When Should I Check My Breasts?
Ideally, you should check your breasts once a month.
If you are menstruating, the best time to check your breasts is at the end of your period, i.e. the end of the first part of your menstrual cycle.
After menopause, it doesn’t matter when you do it as long as it’s on the same day every month.
How Do I Check My Breasts?
Here’s the low-down on how to check your melons:
The first part of your self-examination is a visual check. You’ll need to place yourself in front of a mirror for this part and free the nip (i.e. take your top and bra off).
Raise your arms and look for a change in appearance or anything which looks unusual in your breast and your armpits. You may not necessarily be very familiar with the way your tatas look to begin with, but the more time you spend looking, the more you’ll get to know them. The changes to look for include puckering, dimpling, building, redness of the skin, any veins standing out more than normal or swelling in the armpit and/or around the collarbone. You’ll also want to pay attention to any difference in size between each breast.
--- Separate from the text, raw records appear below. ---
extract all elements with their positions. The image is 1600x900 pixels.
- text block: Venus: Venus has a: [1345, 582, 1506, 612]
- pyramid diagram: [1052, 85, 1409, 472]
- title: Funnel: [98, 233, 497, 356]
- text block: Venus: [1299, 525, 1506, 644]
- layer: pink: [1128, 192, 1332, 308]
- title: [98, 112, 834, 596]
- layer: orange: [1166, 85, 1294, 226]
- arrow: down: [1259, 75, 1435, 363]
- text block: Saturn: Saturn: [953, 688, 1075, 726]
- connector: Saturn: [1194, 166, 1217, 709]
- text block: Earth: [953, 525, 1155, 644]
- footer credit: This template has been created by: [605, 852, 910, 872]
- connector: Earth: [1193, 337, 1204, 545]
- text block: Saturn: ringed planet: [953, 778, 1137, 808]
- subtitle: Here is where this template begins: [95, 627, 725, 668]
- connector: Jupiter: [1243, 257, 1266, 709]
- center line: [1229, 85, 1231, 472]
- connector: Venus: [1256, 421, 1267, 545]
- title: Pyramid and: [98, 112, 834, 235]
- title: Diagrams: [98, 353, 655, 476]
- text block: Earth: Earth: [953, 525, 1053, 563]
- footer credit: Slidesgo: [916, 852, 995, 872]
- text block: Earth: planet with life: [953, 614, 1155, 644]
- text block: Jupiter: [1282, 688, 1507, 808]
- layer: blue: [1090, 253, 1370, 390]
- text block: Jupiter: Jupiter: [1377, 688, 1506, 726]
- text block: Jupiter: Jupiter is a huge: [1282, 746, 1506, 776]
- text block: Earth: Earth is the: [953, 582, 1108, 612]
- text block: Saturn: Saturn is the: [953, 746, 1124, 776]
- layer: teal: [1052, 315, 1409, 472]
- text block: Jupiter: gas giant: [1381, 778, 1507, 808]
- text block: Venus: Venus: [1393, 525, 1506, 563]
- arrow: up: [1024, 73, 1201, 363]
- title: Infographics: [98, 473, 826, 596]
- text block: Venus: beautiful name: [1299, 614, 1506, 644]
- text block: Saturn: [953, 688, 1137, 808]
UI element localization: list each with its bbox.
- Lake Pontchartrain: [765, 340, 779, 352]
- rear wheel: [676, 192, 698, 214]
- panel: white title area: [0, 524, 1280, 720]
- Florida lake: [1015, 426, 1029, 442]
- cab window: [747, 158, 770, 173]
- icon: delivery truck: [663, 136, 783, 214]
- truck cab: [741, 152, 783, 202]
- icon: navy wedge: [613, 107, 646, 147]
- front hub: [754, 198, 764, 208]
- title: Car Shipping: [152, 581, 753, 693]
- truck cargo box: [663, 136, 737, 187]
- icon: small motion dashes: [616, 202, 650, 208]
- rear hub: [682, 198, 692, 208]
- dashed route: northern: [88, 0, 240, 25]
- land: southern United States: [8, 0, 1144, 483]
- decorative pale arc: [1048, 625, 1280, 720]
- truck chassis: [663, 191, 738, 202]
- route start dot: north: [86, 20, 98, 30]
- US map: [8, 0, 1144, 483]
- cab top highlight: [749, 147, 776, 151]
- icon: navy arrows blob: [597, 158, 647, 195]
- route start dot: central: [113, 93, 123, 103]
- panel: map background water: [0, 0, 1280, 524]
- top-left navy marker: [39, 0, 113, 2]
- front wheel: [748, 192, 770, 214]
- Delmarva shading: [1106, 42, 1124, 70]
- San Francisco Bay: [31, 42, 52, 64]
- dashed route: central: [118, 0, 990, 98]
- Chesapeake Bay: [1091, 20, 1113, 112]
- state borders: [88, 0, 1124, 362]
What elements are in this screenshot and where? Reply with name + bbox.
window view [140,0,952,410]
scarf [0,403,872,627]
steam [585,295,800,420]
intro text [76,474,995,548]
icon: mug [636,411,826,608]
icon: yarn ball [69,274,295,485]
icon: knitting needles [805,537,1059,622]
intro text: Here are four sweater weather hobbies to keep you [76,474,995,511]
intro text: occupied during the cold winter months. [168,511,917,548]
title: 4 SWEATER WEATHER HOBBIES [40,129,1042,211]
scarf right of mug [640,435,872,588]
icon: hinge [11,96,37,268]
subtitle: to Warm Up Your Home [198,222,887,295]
Then, place your hands on your hips, hunch and lean forward. Use your eyes just like before, and this time look for any changes in the nipple such as nipple inversion, crusting, redness, swelling, bleeding, discharge and change in direction or shape.
For the second part, you will need your trusty fingers. It may help to do this part in the shower or when lying down.
Begin by examining one breast with the opposite hand. Using three fingers (don’t forget to warm up your hands beforehand!), start on the outer edge of your breast and move slowly towards the centre in a circle motion. Check for lumps (moving or fixed), any thickening of the skin or bumpy areas. Keep going until you reach the nipple.
Next up, the armpit. Still using three fingers and the opposite hand, draw circles and look for lumps or thickening here as well.
Finally, draw some attention to your nipple. Use two fingers to gently press your nipple and make sure that no discharge is coming out of it.
Repeat the second part on your other breast and voilà, you’re done! Give yourself a pat on the shoulder and thank yourself for taking the time to look after your gorgeous self.
What Should I Do If I Find Something Out of the Ordinary?
According to the NHS, the first symptom people tend to notice is a lump or thickening in tissue.
If you suspect something isn’t right, don’t panic! Most breast lumps aren’t actually cancerous. However, this doesn’t mean they should be overlooked – your doctor is the only person who will be able to tell you whether the lump you’ve found is benign or not. That’s why it’s so important to go see a health professional if you notice anything out of the ordinary.
That’s the main thing to take away today: if you have any doubt at all, pay your GP a visit.